Wie kann man dem Vorurteil, dass Schießen viel zu kompliziert ist, entgegenwirken? Wie könen wir die Begeisterung der Jugend für den Sport wieder entfachen? Ein Mann hat es versucht – und zwar über das Airsoft-Schießen. Vielleicht macht sein Beispiel ja Schule.
Roger Merkle, so der Name des Mannes mit den neuen Ideen, lebt am äußersten Rande unserer Republik. Genauer gesagt in Selb in Bayern. Bislang ist hier in der bayerischen Provinz alles sehr überschaubar – trotz der "Jugendlichkeit" der Veranstaltung konnte Roger Merkle ein weites Netz von Kontakten knüpfen, die ihn in seinem Vorhaben unterstützten.
Das ist auch immens wichtig, denn "ohne Nachwuchsarbeit haben viele Schützenvereine ein Zukunftsproblem. Außerdem muss man die Jugendlichen in der heutigen Zeit abholen. Einfaches Luftgewehr- oder Luftpistolenschießen ist für viele unattraktiv geworden", wie Merkle selbst ausführt.
Zukunftsperspektiven im Schießsport:
Als Sportleiter und Jugendtrainer im "Schützenclub Einigkeit Buchwald-Längenau 1911 e.V." erkannte Roger Merkle schon früh: "Das Fortbestehen des Schießsports in den Vereinen hängt an der Heranführung der jungen Menschen!". Aber wie sollte das konkret umgesetzt werden, sprich: Wie kann die Attraktivität des Sports gesteigert werden? Bei seinen Recherchen stellte er schnell fest, wie weit die gesetzlichen Regelungen der Entwicklung von Schießnachwuchs Daumenschrauben anlegen. Da müssen die Erziehungsberechtigten eingebunden werden, es muss eine besondere Befähigung erworben werden, um mit Kindern und Heranwachsenden trainieren zu können, und vieles mehr.

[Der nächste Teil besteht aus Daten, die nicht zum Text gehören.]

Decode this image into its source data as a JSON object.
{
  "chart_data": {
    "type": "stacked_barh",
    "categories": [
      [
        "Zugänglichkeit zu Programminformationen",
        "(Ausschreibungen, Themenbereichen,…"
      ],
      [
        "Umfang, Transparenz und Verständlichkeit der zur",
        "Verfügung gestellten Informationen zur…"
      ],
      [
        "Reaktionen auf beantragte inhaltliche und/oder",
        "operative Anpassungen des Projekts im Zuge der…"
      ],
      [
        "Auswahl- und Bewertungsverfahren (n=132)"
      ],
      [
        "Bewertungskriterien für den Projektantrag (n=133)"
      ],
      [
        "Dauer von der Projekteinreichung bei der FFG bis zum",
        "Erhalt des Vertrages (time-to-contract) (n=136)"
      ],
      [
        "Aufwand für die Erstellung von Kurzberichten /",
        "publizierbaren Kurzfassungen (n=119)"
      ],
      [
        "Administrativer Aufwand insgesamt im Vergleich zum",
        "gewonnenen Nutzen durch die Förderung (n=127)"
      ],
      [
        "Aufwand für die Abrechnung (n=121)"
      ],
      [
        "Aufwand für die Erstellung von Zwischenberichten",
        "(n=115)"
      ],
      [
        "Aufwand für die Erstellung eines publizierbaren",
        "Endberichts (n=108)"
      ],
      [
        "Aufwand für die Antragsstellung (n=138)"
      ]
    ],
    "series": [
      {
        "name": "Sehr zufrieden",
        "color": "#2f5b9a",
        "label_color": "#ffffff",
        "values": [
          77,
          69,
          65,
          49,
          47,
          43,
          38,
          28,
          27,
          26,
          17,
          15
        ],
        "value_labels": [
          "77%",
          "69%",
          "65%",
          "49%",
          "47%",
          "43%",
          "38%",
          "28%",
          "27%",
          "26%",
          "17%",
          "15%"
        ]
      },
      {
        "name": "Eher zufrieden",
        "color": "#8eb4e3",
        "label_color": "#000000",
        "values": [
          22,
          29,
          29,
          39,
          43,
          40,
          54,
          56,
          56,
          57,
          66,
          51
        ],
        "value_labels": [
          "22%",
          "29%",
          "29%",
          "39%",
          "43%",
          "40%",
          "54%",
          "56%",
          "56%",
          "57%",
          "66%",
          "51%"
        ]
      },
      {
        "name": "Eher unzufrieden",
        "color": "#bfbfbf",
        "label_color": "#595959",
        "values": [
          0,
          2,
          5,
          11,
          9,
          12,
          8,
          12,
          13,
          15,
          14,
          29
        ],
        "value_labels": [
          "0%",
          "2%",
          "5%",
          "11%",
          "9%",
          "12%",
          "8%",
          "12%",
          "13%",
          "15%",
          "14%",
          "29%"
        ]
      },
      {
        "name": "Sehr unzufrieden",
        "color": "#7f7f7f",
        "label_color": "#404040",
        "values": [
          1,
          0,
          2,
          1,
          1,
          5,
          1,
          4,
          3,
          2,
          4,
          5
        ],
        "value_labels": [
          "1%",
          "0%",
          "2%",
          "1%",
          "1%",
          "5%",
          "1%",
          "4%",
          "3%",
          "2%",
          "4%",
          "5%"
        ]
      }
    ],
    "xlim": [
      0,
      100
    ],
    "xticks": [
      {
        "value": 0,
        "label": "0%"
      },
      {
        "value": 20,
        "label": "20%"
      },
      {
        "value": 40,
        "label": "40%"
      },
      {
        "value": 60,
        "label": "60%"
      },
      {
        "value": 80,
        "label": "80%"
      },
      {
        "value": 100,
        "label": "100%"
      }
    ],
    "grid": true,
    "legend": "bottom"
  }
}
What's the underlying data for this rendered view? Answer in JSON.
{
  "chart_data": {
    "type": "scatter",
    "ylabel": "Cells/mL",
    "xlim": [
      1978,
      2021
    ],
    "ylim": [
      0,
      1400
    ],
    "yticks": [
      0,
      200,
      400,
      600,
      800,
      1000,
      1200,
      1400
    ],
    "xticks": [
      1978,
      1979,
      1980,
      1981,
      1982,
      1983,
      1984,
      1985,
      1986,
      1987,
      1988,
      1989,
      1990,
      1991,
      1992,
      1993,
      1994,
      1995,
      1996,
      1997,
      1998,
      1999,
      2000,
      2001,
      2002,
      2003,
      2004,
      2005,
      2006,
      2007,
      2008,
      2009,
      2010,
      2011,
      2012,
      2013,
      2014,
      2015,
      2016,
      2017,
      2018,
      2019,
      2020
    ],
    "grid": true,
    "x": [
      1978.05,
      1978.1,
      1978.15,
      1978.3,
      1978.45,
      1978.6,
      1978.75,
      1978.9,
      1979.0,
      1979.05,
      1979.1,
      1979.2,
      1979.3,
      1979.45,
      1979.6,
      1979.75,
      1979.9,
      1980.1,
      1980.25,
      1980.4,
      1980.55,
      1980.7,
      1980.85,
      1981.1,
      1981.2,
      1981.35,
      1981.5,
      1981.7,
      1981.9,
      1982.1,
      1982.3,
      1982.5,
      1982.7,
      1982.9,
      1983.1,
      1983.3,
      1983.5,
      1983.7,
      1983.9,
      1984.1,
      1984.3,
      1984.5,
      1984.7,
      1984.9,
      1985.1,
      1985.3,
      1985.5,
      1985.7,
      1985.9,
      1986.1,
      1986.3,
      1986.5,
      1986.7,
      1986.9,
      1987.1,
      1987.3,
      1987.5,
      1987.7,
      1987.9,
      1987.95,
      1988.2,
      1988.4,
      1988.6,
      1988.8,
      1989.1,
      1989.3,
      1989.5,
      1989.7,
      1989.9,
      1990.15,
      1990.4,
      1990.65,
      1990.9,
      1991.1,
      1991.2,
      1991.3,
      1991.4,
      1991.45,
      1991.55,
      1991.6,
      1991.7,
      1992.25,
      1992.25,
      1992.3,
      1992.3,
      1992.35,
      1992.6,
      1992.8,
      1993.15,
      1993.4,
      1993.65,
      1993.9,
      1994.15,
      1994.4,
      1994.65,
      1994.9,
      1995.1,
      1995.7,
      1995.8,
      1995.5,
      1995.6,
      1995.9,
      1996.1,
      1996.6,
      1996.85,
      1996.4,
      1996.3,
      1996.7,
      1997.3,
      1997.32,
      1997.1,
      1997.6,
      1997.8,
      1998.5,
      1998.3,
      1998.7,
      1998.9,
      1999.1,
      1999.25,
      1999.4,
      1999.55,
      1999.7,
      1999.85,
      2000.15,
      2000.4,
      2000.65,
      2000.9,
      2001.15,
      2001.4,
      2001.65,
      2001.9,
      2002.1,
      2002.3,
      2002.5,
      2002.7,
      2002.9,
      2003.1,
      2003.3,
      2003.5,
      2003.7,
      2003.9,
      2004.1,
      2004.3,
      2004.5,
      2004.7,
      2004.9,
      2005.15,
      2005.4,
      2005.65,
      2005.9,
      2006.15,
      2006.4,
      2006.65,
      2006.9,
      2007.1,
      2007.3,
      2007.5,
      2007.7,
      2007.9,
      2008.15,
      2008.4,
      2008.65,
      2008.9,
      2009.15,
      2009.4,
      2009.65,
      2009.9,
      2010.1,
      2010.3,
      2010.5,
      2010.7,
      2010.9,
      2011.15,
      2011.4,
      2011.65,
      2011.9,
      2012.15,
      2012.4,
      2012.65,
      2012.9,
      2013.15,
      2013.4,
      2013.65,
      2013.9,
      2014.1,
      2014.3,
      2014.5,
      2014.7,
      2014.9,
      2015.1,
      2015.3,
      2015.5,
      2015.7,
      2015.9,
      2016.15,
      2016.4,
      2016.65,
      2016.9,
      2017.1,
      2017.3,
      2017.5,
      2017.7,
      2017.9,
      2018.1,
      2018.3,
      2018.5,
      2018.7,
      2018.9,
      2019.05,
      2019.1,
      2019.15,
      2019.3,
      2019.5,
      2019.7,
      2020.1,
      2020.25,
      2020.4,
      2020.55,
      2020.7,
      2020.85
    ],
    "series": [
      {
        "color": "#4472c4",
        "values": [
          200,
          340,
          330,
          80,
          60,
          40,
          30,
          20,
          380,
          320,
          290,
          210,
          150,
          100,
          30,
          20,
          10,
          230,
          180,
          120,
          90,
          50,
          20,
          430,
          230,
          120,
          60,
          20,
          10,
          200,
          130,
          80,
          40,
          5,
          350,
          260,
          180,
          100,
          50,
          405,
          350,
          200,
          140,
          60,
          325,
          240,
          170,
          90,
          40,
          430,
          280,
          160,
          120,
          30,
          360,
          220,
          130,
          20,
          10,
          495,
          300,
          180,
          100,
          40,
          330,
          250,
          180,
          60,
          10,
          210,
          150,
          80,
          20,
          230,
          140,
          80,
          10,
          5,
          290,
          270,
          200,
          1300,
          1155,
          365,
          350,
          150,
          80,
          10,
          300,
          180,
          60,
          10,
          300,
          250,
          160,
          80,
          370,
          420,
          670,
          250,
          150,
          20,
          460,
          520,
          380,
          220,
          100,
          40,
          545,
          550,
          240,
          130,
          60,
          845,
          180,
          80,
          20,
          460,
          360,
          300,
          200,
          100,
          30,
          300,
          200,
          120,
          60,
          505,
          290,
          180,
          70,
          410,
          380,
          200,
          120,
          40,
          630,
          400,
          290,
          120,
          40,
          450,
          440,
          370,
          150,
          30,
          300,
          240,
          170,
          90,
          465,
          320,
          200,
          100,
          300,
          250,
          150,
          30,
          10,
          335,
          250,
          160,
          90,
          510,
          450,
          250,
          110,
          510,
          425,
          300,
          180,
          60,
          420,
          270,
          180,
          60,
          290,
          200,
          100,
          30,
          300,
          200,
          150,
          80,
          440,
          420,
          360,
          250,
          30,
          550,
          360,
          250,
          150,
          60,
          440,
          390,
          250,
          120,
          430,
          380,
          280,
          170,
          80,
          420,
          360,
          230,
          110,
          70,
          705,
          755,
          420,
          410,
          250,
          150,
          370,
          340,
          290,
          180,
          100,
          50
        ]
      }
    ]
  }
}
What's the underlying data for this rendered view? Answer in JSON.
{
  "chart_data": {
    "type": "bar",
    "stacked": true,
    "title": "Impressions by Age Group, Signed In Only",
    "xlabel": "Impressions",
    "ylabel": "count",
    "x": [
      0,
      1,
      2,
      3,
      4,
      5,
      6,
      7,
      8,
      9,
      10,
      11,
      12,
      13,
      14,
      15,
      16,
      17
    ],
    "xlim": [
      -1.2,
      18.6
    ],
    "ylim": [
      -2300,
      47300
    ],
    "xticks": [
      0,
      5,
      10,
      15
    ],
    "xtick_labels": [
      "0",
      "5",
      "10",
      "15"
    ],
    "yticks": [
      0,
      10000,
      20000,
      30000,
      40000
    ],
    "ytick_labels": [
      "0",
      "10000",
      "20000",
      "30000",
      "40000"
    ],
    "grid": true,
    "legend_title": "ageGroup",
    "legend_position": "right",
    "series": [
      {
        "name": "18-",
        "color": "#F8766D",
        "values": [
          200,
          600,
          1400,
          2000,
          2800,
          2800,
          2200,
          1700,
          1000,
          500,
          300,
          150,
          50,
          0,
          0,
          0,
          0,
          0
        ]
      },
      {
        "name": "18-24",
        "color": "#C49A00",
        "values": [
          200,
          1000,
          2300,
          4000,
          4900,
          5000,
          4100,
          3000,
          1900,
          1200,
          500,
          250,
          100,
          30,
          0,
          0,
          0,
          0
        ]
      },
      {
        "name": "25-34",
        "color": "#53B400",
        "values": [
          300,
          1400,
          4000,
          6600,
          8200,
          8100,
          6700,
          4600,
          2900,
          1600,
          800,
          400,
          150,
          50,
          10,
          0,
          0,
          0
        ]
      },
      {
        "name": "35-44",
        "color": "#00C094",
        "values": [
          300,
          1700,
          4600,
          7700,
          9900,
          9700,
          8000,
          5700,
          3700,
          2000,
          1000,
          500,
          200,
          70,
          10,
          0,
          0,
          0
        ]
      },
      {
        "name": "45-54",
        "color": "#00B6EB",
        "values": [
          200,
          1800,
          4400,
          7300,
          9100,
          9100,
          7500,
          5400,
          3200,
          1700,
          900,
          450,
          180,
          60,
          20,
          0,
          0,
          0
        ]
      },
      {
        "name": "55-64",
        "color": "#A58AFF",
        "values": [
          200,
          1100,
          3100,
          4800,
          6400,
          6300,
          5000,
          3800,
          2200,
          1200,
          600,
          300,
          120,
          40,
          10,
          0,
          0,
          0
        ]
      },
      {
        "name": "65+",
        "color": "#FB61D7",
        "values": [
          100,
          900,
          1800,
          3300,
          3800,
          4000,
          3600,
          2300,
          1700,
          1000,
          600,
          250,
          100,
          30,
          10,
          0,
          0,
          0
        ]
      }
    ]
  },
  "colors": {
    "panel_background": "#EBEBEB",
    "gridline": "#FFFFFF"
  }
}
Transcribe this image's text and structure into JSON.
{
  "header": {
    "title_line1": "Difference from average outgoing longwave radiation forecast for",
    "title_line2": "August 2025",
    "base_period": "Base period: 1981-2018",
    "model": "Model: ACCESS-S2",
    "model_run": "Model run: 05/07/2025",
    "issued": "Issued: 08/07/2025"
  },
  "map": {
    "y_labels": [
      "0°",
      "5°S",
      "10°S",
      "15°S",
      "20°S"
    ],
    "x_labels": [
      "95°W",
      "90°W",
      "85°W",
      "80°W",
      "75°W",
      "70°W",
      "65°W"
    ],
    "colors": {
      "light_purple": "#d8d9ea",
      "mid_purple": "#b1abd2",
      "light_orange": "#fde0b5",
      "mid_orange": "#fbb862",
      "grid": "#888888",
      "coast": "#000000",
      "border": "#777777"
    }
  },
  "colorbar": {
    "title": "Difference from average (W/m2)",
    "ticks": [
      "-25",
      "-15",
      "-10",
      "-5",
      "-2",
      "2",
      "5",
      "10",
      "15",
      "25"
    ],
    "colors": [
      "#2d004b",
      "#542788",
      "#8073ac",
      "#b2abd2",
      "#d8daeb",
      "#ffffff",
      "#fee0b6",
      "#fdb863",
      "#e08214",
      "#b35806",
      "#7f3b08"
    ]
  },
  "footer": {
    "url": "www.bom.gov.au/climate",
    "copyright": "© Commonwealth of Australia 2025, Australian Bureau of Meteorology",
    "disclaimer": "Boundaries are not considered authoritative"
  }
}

Rechtlich einfacher ist der Schießsport mit Airsoft-Waffen:
Abhängig von der Mündungsenergie unterliegen Waffen unter 0,5 Joule keinerlei Altersbeschränkungen. Doch so simpel war es natürlich auch wieder nicht: Es gibt "Airsofts", die scheinbar Spielzeug sind und trotzdem unter den Paragrafen der Anscheinswaffen fallen. Der Transport unterliegt ähnlichen Reglementierungen wie für Sportschützen, womit sich ein Jugendlicher oder ein Elternteil schnell nur durch eine Unachtsamkeit strafbar machen können. Und ein "ich habe das nicht gewusst" schützt selten vor einer Strafe.
Gegen die Konvention:
Doch auch bei den Schützenbrüdern und Verbänden galt es, Mauern einzureißen, wenn auch nur im übertragenen Sinn. Denn das Arbeiten und Werben gestaltete sich schwierig. So herrscht immer noch die weitverbreitete Angst vor dem langen und oft wirr rudernden Arm der Politik. Der Gedanke dahinter: "Wenn alle Disziplinen mit Airsoft-Waffen im sportlichen Vergleich schießbar sind, dann – ja dann ist Großkaliber an sich doch vollkommen unnötig!" Oberflächlich betrachtet ist diese Aussage durchaus plausibel – aber nur, wenn man keine Ahnung von der Materie hat. Denn z.B. die olympischen Schießdisziplinen haben mit den Airsoft-Varianten so viel gemeinsam wie im Fußball die Champions League mit der Kreisklasse. Rückstoß, Distanzen, Präzisionsverhalten der Pistolen, Revolver und Gewehre gestalten sich im Großkaliber-Bereich vollkommen anders als bei den Federdruck-, Gas- oder Elektro-Waffen. Die Handhabung ist so gut wie identisch, die Herausforderung an den Sportler, sein Equipment und seine Performance aber definitiv nicht.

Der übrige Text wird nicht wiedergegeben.